Mille prodiges par le monde...
par SOPHOCLE
Vers 331 - 377
Le chœur.
Mille prodiges par le monde...
Mais l'homme est le plus haut prodige :
Il passe la mer écumeuse,
le vent du sud, en ses bourrasques,
le porte : il passe au creux des lames qui se gonflent
et le cernent de leurs abois.
Et la Terre, divine et toute souveraine,
impérissable, intarissable
d'année en année il l'éventre
au va-et-vient de ses charrues où il attelle
les bêtes dont il a peuplé ses écuries.
Les oiseaux à l'âme légère
dans ses rets il les enveloppe ;
les hordes des bêtes sauvages
et la faune océane en mer
il les capture au fonds des mailles du filet
qu'il sait tresser, dans son astuce,
lui, l'Homme ! Et ses engins maîtrisent l'animal
qui gîte aux champs, qui court les monts ;
sous le joug qui serre leur nuque
le cheval offrira son col empanaché
le taureau montagnard son inlassable effort.

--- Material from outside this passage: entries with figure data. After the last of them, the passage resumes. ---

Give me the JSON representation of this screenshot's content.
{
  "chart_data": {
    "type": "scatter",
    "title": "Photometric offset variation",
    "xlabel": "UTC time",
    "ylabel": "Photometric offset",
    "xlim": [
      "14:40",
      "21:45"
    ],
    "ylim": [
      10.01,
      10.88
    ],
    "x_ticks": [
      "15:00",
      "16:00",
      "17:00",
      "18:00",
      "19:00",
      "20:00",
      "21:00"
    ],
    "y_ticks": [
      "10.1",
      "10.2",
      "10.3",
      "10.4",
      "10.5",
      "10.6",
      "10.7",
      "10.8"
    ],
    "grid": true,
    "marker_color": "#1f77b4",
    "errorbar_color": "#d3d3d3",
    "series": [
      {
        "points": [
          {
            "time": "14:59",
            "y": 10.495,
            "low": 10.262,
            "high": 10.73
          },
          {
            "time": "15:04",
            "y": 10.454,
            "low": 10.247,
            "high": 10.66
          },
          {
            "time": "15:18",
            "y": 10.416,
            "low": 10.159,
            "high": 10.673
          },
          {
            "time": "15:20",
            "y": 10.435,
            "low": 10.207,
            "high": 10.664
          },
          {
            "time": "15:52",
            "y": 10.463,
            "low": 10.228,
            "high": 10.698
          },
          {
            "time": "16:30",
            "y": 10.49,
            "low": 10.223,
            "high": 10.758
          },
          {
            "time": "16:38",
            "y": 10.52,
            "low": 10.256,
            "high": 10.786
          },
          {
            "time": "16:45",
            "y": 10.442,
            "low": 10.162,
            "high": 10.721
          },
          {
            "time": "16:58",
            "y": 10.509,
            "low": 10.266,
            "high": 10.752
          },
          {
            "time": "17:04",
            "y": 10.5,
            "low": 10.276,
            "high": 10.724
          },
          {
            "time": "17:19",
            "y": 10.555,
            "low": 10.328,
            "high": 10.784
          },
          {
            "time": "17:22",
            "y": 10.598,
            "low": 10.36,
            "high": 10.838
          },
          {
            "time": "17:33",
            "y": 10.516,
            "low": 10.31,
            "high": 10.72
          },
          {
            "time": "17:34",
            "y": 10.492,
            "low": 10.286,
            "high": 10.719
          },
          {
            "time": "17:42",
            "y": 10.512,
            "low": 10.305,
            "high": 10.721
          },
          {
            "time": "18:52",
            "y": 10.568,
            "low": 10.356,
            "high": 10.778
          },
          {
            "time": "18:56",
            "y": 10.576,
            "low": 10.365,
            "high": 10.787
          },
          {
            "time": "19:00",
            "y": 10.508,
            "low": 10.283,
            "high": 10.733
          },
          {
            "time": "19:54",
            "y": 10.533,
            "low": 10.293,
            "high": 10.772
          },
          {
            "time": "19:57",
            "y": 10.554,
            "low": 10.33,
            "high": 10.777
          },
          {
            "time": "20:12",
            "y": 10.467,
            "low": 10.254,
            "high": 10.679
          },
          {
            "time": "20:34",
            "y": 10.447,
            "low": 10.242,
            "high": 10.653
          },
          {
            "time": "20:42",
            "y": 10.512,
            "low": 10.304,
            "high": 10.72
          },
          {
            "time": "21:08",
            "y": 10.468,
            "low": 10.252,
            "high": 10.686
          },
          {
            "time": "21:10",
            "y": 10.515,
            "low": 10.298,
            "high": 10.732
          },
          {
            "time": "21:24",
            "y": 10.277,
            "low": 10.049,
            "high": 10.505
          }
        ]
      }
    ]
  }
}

À la parole, au souffle ailé de la pensée,
aux sentiment sur qui se fonde
la vie civilisée
il s'est initié lui-même.
Âpre gel qui, du haut du ciel
s'étend sur la campagne? âpres flèches de pluies ?
il sait leur échapper : bien armé contre tout
et jamais désarmé devant ce qui l'attend -
hormis la Mort : c'est le seul mal qu'il ne pourra
jamais se ménager le moyen d'éviter...
Et pourtant il a su mettre au point des remèdes
pour bien des maladies qui semblaient sans ressources !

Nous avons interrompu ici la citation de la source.